Ce fut ainsi jusqu’à la troisième semaine de février. Les convicts, guettant toujours une occasion favorable, quittèrent rarement leur retraite, et ne firent que quelques excursions de chasse, soit à l’intérieur de l’île, soit jusque sur la côte méridionale. Ayrton n’avait plus de nouvelles de ses amis, et il n’espérait plus les revoir ! Enfin, le malheureux, affaibli par les mauvais traitements, tomba dans une prostration profonde qui ne lui permit plus ni de voir, ni d’entendre. Aussi, à partir de ce moment, c’est-à-dire depuis deux jours, il ne pouvait même dire ce qui s’était passé.
« Mais, Monsieur Smith, ajouta-t-il, puisque j’étais emprisonné dans cette caverne, comment se fait-il que je me retrouve au corral ?
– Comment se fait-il que les convicts soient étendus là, morts, au milieu de l’enceinte ? répondit l’ingénieur.
– Morts ! » s’écria Ayrton, qui, malgré sa faiblesse, se souleva à demi.
Ses compagnons le soutinrent. Il voulut se lever, on le laissa faire, et tous se dirigèrent vers le petit ruisseau.
Il faisait grand jour.
Là, sur la berge, dans la position où les avait surpris une mort qui avait dû être foudroyante, gisaient les cinq cadavres des convicts !
Ayrton était atterré. Cyrus Smith et ses compagnons le regardaient sans prononcer une parole. Sur un signe de l’ingénieur, Nab et Pencroff visitèrent ces corps, déjà raidis par le froid.
Ils ne portaient aucune trace apparente de blessure.
Seulement, après les avoir soigneusement examinés, Pencroff aperçut au front de l’un, à la poitrine de l’autre, au dos de celui-ci, à l’épaule de celui-là, un petit point rouge, sorte de contusion à peine visible, et dont il était impossible de reconnaître l’origine.
« C’est là qu’ils ont été frappés ! dit Cyrus Smith.
– Mais avec quelle arme ? s’écria le reporter.
– Une arme foudroyante dont nous n’avons pas le secret !
– Et qui les a foudroyés ?… demanda Pencroff.
– Le justicier de l’île, répondit Cyrus Smith, celui qui vous a transporté ici, Ayrton, celui dont l’influence vient encore de se manifester, celui qui fait pour nous tout ce que nous ne pouvons faire nous-mêmes, et qui, cela fait, se dérobe à nous.
– Cherchons-le donc ! s’écria Pencroff.
– Oui, cherchons-le, répondit Cyrus Smith, mais l’être supérieur qui accomplit de tels prodiges, nous ne le trouverons que s’il lui plaît enfin de nous appeler à lui ! »
Cette protection invisible, qui réduisait à néant leur propre action, irritait et touchait à la fois l’ingénieur. L’infériorité relative qu’elle constatait était de celles dont une âme fière peut se sentir blessée. Une générosité qui s’arrange de façon à éluder toute marque de reconnaissance accusait une sorte de dédain pour les obligés, qui gâtait jusqu’à un certain point, aux yeux de Cyrus Smith, le prix du bienfait.
« Cherchons, reprit-il, et Dieu veuille qu’il nous soit permis un jour de prouver à ce protecteur hautain qu’il n’a point affaire à des ingrats ! Que ne donnerais-je pas pour que nous pussions nous acquitter envers lui, en lui rendant à notre tour, et fût-ce au prix de notre vie, quelque signalé service ! »
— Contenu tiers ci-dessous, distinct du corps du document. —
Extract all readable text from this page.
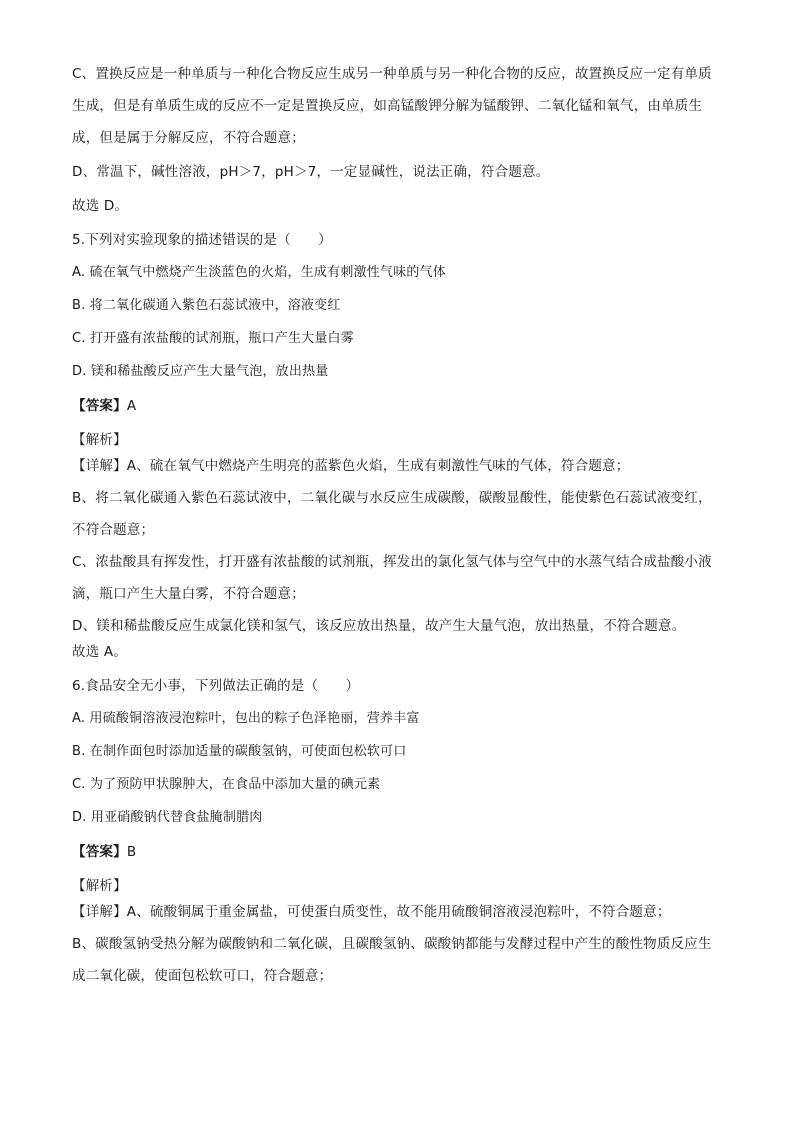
C、置换反应是一种单质与一种化合物反应生成另一种单质与另一种化合物的反应，故置换反应一定有单质
生成，但是有单质生成的反应不一定是置换反应，如高锰酸钾分解为锰酸钾、二氧化锰和氧气，由单质生
成，但是属于分解反应，不符合题意；
D、常温下，碱性溶液，pH＞7，pH＞7，一定显碱性，说法正确，符合题意。
故选 D。
5.下列对实验现象的描述错误的是（　　）
A. 硫在氧气中燃烧产生淡蓝色的火焰，生成有刺激性气味的气体
B. 将二氧化碳通入紫色石蕊试液中，溶液变红
C. 打开盛有浓盐酸的试剂瓶，瓶口产生大量白雾
D. 镁和稀盐酸反应产生大量气泡，放出热量
【答案】A
【解析】
【详解】A、硫在氧气中燃烧产生明亮的蓝紫色火焰，生成有刺激性气味的气体，符合题意；
B、将二氧化碳通入紫色石蕊试液中，二氧化碳与水反应生成碳酸，碳酸显酸性，能使紫色石蕊试液变红，
不符合题意；
C、浓盐酸具有挥发性，打开盛有浓盐酸的试剂瓶，挥发出的氯化氢气体与空气中的水蒸气结合成盐酸小液
滴，瓶口产生大量白雾，不符合题意；
D、镁和稀盐酸反应生成氯化镁和氢气，该反应放出热量，故产生大量气泡，放出热量，不符合题意。
故选 A。
6.食品安全无小事，下列做法正确的是（　　）
A. 用硫酸铜溶液浸泡粽叶，包出的粽子色泽艳丽，营养丰富
B. 在制作面包时添加适量的碳酸氢钠，可使面包松软可口
C. 为了预防甲状腺肿大，在食品中添加大量的碘元素
D. 用亚硝酸钠代替食盐腌制腊肉
【答案】B
【解析】
【详解】A、硫酸铜属于重金属盐，可使蛋白质变性，故不能用硫酸铜溶液浸泡粽叶，不符合题意；
B、碳酸氢钠受热分解为碳酸钠和二氧化碳，且碳酸氢钠、碳酸钠都能与发酵过程中产生的酸性物质反应生
成二氧化碳，使面包松软可口，符合题意；
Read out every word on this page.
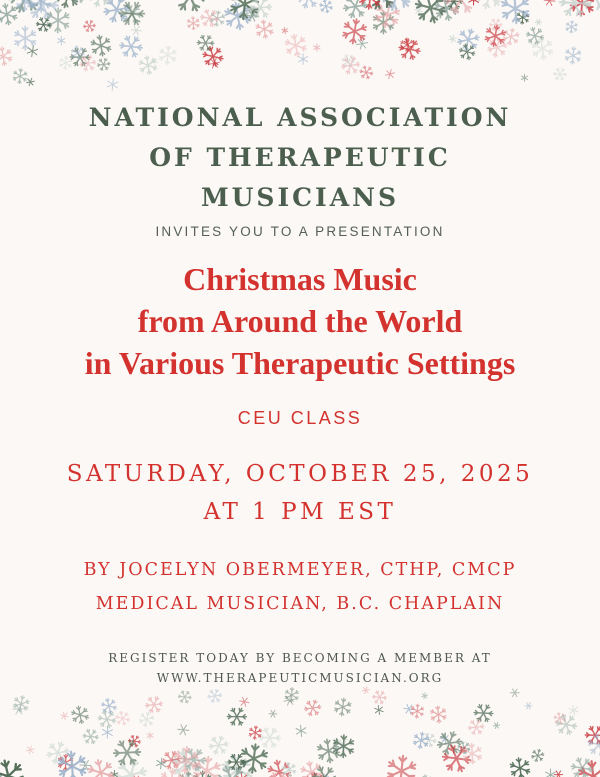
NATIONAL ASSOCIATION
OF THERAPEUTIC
MUSICIANS
INVITES YOU TO A PRESENTATION
Christmas Music
from Around the World
in Various Therapeutic Settings
CEU CLASS
SATURDAY, OCTOBER 25, 2025
AT 1 PM EST
BY JOCELYN OBERMEYER, CTHP, CMCP
MEDICAL MUSICIAN, B.C. CHAPLAIN
REGISTER TODAY BY BECOMING A MEMBER AT
WWW.THERAPEUTICMUSICIAN.ORG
Depuis ce jour, cette recherche fut l’unique préoccupation des habitants de l’île Lincoln. Tout les poussait à découvrir le mot de cette énigme, mot qui ne pouvait être que le nom d’un homme doué d’une puissance véritablement inexplicable et en quelque sorte surhumaine.
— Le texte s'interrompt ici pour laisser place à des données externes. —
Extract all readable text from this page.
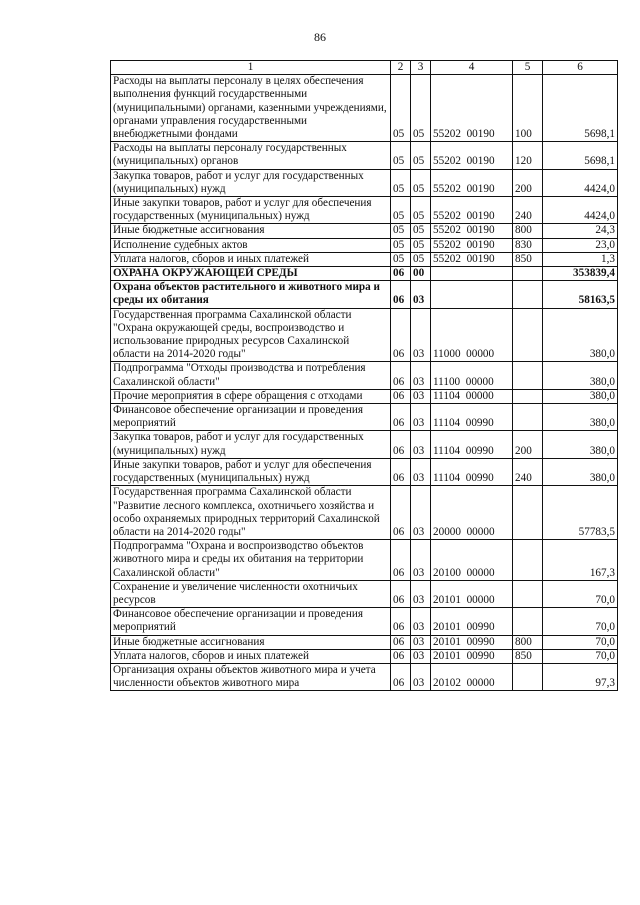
86
1	2	3	4	5	6
Расходы на выплаты персоналу в целях обеспечения выполнения функций государственными (муниципальными) органами, казенными учреждениями, органами управления государственными внебюджетными фондами	05	05	55202  00190	100	5698,1
Расходы на выплаты персоналу государственных (муниципальных) органов	05	05	55202  00190	120	5698,1
Закупка товаров, работ и услуг для государственных (муниципальных) нужд	05	05	55202  00190	200	4424,0
Иные закупки товаров, работ и услуг для обеспечения государственных (муниципальных) нужд	05	05	55202  00190	240	4424,0
Иные бюджетные ассигнования	05	05	55202  00190	800	24,3
Исполнение судебных актов	05	05	55202  00190	830	23,0
Уплата налогов, сборов и иных платежей	05	05	55202  00190	850	1,3
ОХРАНА ОКРУЖАЮЩЕЙ СРЕДЫ	06	00			353839,4
Охрана объектов растительного и животного мира и среды их обитания	06	03			58163,5
Государственная программа Сахалинской области "Охрана окружающей среды, воспроизводство и использование природных ресурсов Сахалинской области на 2014-2020 годы"	06	03	11000  00000		380,0
Подпрограмма "Отходы производства и потребления Сахалинской области"	06	03	11100  00000		380,0
Прочие мероприятия в сфере обращения с отходами	06	03	11104  00000		380,0
Финансовое обеспечение организации и проведения мероприятий	06	03	11104  00990		380,0
Закупка товаров, работ и услуг для государственных (муниципальных) нужд	06	03	11104  00990	200	380,0
Иные закупки товаров, работ и услуг для обеспечения государственных (муниципальных) нужд	06	03	11104  00990	240	380,0
Государственная программа Сахалинской области "Развитие лесного комплекса, охотничьего хозяйства и особо охраняемых природных территорий Сахалинской области на 2014-2020 годы"	06	03	20000  00000		57783,5
Подпрограмма "Охрана и воспроизводство объектов животного мира и среды их обитания на территории Сахалинской области"	06	03	20100  00000		167,3
Сохранение и увеличение численности охотничьих ресурсов	06	03	20101  00000		70,0
Финансовое обеспечение организации и проведения мероприятий	06	03	20101  00990		70,0
Иные бюджетные ассигнования	06	03	20101  00990	800	70,0
Уплата налогов, сборов и иных платежей	06	03	20101  00990	850	70,0
Организация охраны объектов животного мира и учета численности объектов животного мира	06	03	20102  00000		97,3
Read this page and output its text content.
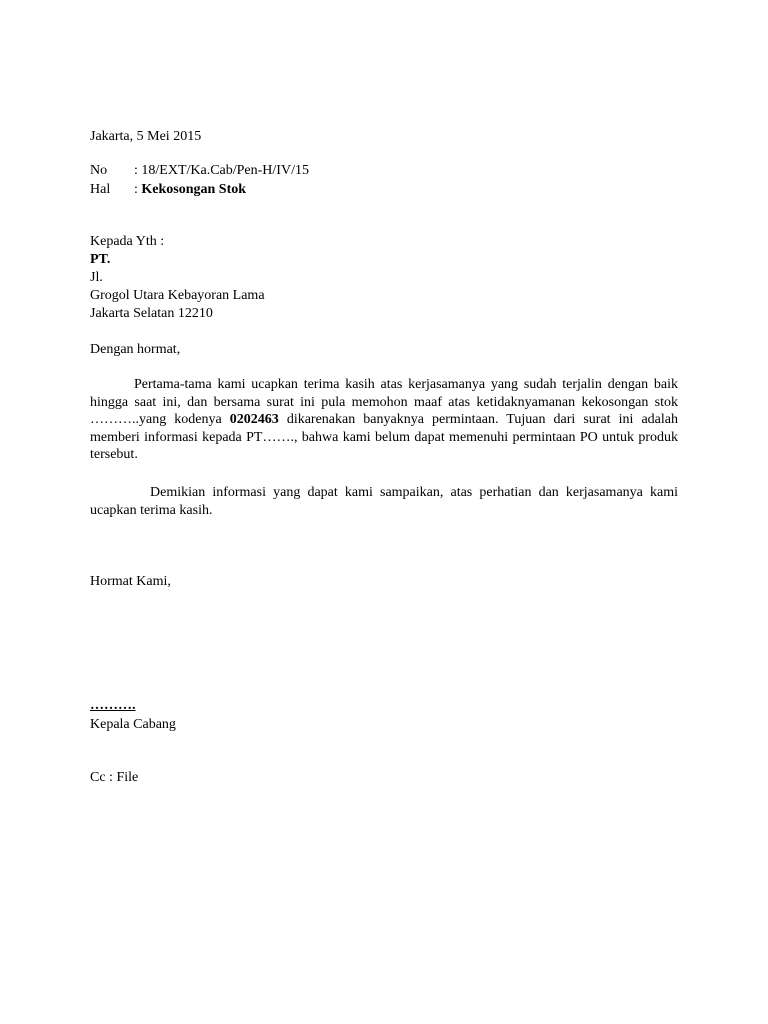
Jakarta, 5 Mei 2015
No : 18/EXT/Ka.Cab/Pen-H/IV/15
Hal : Kekosongan Stok
Kepada Yth :
PT.
Jl.
Grogol Utara Kebayoran Lama
Jakarta Selatan 12210
Dengan hormat,
Pertama-tama kami ucapkan terima kasih atas kerjasamanya yang sudah terjalin dengan baik hingga saat ini, dan bersama surat ini pula memohon maaf atas ketidaknyamanan kekosongan stok ………..yang kodenya 0202463 dikarenakan banyaknya permintaan. Tujuan dari surat ini adalah memberi informasi kepada PT……., bahwa kami belum dapat memenuhi permintaan PO untuk produk tersebut.
Demikian informasi yang dapat kami sampaikan, atas perhatian dan kerjasamanya kami ucapkan terima kasih.
Hormat Kami,
……….
Kepala Cabang
Cc : File
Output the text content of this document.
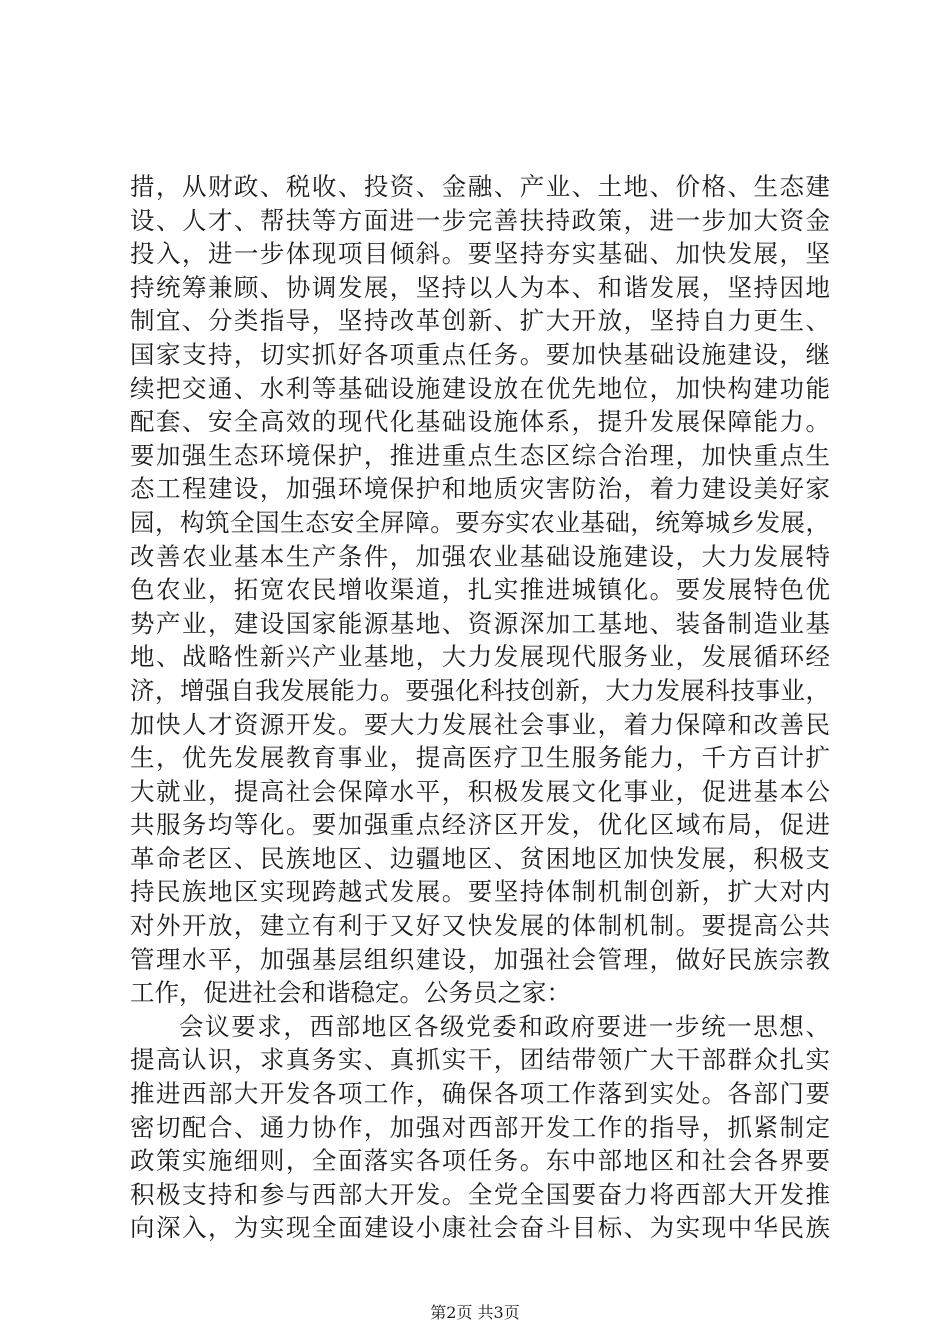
措，从财政、税收、投资、金融、产业、土地、价格、生态建
设、人才、帮扶等方面进一步完善扶持政策，进一步加大资金
投入，进一步体现项目倾斜。要坚持夯实基础、加快发展，坚
持统筹兼顾、协调发展，坚持以人为本、和谐发展，坚持因地
制宜、分类指导，坚持改革创新、扩大开放，坚持自力更生、
国家支持，切实抓好各项重点任务。要加快基础设施建设，继
续把交通、水利等基础设施建设放在优先地位，加快构建功能
配套、安全高效的现代化基础设施体系，提升发展保障能力。
要加强生态环境保护，推进重点生态区综合治理，加快重点生
态工程建设，加强环境保护和地质灾害防治，着力建设美好家
园，构筑全国生态安全屏障。要夯实农业基础，统筹城乡发展，
改善农业基本生产条件，加强农业基础设施建设，大力发展特
色农业，拓宽农民增收渠道，扎实推进城镇化。要发展特色优
势产业，建设国家能源基地、资源深加工基地、装备制造业基
地、战略性新兴产业基地，大力发展现代服务业，发展循环经
济，增强自我发展能力。要强化科技创新，大力发展科技事业，
加快人才资源开发。要大力发展社会事业，着力保障和改善民
生，优先发展教育事业，提高医疗卫生服务能力，千方百计扩
大就业，提高社会保障水平，积极发展文化事业，促进基本公
共服务均等化。要加强重点经济区开发，优化区域布局，促进
革命老区、民族地区、边疆地区、贫困地区加快发展，积极支
持民族地区实现跨越式发展。要坚持体制机制创新，扩大对内
对外开放，建立有利于又好又快发展的体制机制。要提高公共
管理水平，加强基层组织建设，加强社会管理，做好民族宗教
工作，促进社会和谐稳定。公务员之家：
会议要求，西部地区各级党委和政府要进一步统一思想、
提高认识，求真务实、真抓实干，团结带领广大干部群众扎实
推进西部大开发各项工作，确保各项工作落到实处。各部门要
密切配合、通力协作，加强对西部开发工作的指导，抓紧制定
政策实施细则，全面落实各项任务。东中部地区和社会各界要
积极支持和参与西部大开发。全党全国要奋力将西部大开发推
向深入，为实现全面建设小康社会奋斗目标、为实现中华民族
第2页 共3页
Après quelques instants, les colons rentrèrent dans l’habitation du corral, où leurs soins rendirent promptement à Ayrton son énergie morale et physique.
Nab et Pencroff transportèrent les cadavres des convicts dans la forêt, à quelque distance du corral, et ils les enterrèrent profondément.
Puis, Ayrton fut mis au courant des faits qui s’étaient accomplis pendant sa séquestration. Il apprit alors les aventures d’Harbert, et par quelles séries d’épreuves les colons avaient passé. Quant à ceux-ci, ils n’espéraient plus revoir Ayrton et avaient à redouter que les convicts ne l’eussent impitoyablement massacré.
« Et maintenant, dit Cyrus Smith en terminant son récit, il nous reste un devoir à accomplir. La moitié de notre tâche est remplie, mais si les convicts ne sont plus à craindre, ce n’est pas à nous que nous devons d’être redevenus maîtres de l’île.